Assembly translation: hot path tends to become fall-through; cold blocks move away.

cbz w0, .Lcold
// hot path falls through
...
b .Ldone
.Lcold:
...

When it backfires: stale or unrepresentative training runs can produce slower code.

3) -mcpu, -march, -mtune on ARM

What each flag controls

-march: ISA features allowed (for example SVE availability).
-mcpu: target core plus tuning defaults; most practical single switch for fixed hardware.
-mtune: scheduling model without changing ISA baseline.

Assembly translation

If SVE is enabled in -march, GCC can emit predicate-driven vector loops:

whilelt p0.s, x3, x2
ld1w z0.s, p0/z, [x1, x3, lsl #2]
ld1w z1.s, p0/z, [x0, x3, lsl #2]
fmla z1.s, p0/m, z0.s, z2.s
st1w z1.s, p0, [x0, x3, lsl #2]
incw x3
b.any .Lsveloop

Avoid -march=native for distributable binaries; it locks output to build host features.

4) Debuggability flag that affects code shape

-fno-omit-frame-pointer

Why it helps: stable unwind chains for profilers and postmortem stacks.

stp x29, x30, [sp, #-32]!
mov x29, sp
...
ldp x29, x30, [sp], #32
ret

What you trade away

Assembly translation: one extra reserved register and extra prologue/epilogue work.

When it backfires: tiny runtime cost in very hot functions, but often worth it in production diagnostics.

5) Inspect it yourself (recommended workflow)
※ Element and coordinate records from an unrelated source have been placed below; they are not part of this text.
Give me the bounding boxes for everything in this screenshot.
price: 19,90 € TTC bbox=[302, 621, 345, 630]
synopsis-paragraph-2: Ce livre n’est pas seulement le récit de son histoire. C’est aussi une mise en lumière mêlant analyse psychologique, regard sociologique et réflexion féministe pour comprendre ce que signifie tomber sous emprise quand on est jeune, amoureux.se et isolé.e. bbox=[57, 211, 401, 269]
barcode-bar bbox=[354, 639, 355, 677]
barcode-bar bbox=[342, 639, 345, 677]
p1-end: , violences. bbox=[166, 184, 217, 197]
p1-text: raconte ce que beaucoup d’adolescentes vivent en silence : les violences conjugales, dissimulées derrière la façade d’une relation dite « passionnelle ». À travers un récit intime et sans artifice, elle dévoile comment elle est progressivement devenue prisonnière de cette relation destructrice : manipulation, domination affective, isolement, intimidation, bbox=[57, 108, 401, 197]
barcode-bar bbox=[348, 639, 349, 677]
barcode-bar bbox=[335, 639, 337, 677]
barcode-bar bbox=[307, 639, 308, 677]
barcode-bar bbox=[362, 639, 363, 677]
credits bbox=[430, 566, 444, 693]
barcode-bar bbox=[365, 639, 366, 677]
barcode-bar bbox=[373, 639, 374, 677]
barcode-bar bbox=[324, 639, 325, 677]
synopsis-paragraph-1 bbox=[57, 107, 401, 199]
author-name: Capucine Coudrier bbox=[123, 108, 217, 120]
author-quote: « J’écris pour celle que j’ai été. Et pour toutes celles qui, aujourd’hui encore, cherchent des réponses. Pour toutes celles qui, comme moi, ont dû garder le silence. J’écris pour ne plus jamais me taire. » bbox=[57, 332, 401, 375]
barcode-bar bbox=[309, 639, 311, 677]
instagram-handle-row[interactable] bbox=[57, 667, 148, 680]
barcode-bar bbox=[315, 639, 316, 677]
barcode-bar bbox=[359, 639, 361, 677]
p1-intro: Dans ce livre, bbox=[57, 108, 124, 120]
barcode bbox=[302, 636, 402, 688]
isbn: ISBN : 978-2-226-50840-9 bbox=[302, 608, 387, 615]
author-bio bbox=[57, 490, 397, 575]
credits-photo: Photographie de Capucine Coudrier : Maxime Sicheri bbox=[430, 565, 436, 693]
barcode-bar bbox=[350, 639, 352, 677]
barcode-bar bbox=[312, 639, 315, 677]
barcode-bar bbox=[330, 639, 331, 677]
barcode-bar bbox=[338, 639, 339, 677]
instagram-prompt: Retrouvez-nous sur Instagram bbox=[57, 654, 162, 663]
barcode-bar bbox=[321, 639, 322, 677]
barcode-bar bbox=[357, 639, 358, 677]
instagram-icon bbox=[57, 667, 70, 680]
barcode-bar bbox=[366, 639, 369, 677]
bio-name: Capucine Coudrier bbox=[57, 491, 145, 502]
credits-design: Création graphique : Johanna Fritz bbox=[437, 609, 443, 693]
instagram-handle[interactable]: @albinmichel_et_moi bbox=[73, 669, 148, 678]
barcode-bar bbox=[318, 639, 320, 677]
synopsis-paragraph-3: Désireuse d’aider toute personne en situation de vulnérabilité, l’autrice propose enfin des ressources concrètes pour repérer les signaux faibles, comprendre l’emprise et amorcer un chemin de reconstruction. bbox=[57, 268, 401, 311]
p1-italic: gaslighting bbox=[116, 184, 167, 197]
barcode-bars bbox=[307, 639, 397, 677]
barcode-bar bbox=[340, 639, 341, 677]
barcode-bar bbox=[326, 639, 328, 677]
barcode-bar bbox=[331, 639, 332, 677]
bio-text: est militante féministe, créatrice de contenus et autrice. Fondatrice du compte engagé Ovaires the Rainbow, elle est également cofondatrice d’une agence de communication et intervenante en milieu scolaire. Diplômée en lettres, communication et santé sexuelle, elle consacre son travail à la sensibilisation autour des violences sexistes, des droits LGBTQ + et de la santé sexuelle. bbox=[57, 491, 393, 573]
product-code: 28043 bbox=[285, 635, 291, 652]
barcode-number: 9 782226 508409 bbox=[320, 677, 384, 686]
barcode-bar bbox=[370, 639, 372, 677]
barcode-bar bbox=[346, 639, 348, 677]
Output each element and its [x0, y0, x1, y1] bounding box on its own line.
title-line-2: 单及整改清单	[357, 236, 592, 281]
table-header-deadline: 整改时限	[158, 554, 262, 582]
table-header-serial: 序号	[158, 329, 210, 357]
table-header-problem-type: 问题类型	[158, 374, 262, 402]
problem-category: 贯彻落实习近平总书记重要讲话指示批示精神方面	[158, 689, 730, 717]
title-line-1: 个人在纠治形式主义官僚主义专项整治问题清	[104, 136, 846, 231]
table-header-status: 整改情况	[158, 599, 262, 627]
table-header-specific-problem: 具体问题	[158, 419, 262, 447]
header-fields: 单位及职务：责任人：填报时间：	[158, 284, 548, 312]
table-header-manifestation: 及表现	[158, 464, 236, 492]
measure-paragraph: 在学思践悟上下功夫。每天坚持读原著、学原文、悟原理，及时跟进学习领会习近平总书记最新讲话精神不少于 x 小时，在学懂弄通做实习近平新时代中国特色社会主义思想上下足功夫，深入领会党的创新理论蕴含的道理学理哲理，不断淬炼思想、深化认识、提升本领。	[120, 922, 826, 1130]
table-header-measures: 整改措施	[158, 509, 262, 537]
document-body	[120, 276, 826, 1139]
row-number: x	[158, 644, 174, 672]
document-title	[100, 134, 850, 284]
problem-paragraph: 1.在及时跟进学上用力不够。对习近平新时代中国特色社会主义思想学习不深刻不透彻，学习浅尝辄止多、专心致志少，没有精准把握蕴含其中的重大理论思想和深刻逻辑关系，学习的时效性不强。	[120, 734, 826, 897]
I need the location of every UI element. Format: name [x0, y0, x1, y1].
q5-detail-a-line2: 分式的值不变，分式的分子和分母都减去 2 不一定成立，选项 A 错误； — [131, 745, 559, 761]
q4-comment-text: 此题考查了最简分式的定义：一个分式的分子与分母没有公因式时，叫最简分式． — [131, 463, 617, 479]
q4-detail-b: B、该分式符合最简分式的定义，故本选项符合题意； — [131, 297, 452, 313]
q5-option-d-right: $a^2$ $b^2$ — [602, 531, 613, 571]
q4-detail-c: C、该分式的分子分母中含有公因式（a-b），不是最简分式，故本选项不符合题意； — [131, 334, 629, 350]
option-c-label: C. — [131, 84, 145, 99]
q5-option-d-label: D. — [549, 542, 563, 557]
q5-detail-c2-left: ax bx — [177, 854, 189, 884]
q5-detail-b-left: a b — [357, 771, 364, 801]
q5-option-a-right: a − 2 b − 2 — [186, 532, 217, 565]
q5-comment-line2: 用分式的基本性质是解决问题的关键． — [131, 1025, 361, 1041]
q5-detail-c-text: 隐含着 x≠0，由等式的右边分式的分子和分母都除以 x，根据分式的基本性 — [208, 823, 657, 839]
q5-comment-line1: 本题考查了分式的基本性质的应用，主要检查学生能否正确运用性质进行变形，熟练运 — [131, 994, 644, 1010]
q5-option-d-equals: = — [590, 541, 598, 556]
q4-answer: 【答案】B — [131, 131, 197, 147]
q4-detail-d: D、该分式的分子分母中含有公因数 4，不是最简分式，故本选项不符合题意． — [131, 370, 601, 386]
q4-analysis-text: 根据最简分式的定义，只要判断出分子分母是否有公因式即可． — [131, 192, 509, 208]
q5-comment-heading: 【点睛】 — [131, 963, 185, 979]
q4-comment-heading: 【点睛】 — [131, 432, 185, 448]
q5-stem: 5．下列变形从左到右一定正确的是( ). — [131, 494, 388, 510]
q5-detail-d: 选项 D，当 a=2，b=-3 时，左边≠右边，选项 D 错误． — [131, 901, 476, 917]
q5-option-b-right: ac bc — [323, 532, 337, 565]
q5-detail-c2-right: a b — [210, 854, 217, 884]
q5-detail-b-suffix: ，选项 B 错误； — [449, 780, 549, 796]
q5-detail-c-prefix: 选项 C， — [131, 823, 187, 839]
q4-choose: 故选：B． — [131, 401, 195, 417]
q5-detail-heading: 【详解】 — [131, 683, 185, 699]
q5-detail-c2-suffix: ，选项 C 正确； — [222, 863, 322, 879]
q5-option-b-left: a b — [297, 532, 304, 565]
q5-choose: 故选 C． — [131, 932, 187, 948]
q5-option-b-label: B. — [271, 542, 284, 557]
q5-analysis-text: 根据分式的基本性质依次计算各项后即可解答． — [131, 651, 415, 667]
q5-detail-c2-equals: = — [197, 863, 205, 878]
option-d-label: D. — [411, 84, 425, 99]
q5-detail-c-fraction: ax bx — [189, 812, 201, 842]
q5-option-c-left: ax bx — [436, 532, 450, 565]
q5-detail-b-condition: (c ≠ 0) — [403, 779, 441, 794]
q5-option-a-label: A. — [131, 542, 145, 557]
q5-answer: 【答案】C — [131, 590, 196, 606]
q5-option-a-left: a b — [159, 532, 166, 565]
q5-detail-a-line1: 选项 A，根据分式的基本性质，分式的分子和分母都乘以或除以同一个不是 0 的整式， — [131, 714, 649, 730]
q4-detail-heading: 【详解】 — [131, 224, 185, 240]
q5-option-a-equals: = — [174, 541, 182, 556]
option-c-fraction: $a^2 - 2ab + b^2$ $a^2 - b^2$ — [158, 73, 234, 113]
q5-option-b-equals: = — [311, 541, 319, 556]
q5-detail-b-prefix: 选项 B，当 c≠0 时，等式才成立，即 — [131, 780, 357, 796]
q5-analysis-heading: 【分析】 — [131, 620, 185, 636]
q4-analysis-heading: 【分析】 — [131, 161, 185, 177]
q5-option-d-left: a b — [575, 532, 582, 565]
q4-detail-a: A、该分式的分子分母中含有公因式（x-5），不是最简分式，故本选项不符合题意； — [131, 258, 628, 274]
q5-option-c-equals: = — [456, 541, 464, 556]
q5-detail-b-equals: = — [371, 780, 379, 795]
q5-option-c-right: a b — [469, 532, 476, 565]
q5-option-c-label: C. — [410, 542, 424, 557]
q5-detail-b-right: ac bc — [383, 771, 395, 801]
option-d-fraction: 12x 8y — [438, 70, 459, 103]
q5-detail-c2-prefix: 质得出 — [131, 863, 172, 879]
# emit assembly with comments
g++ -O2 -mcpu=cortex-a72 -fverbose-asm -S saxpy.cpp -o saxpy_O2.s
g++ -O3 -mcpu=cortex-a72 -fverbose-asm -S saxpy.cpp -o saxpy_O3.s

# inspect final machine code
g++ -O3 -mcpu=cortex-a72 saxpy.cpp -o saxpy
objdump -d -M no-aliases saxpy | less

# vectorizer report (what loop transformed and why)
g++ -O3 -mcpu=cortex-a72 -fopt-info-vec-optimized -fopt-info-vec-missed saxpy.cpp -c

# optional: dump optimizer decisions on SSA/IR pipeline
g++ -O3 -fdump-tree-all saxpy.cpp -c

Practical optimization checklist

Validate ABI/calling convention assumptions before speed work. Wrong ABI can look like random runtime corruption.
Measure memory traffic first. If DRAM dominates, vector width changes alone will not move the needle much.
Check SSA-level opportunities: invariants, dead values, and redundant loads.
For ML deployment, treat ONNX export quality and TensorRT tactic/fusion reports as first-class debugging inputs.
Only dive into PTX/SASS when profiler data shows kernel-level bottlenecks that higher-level fusion/layout changes cannot solve.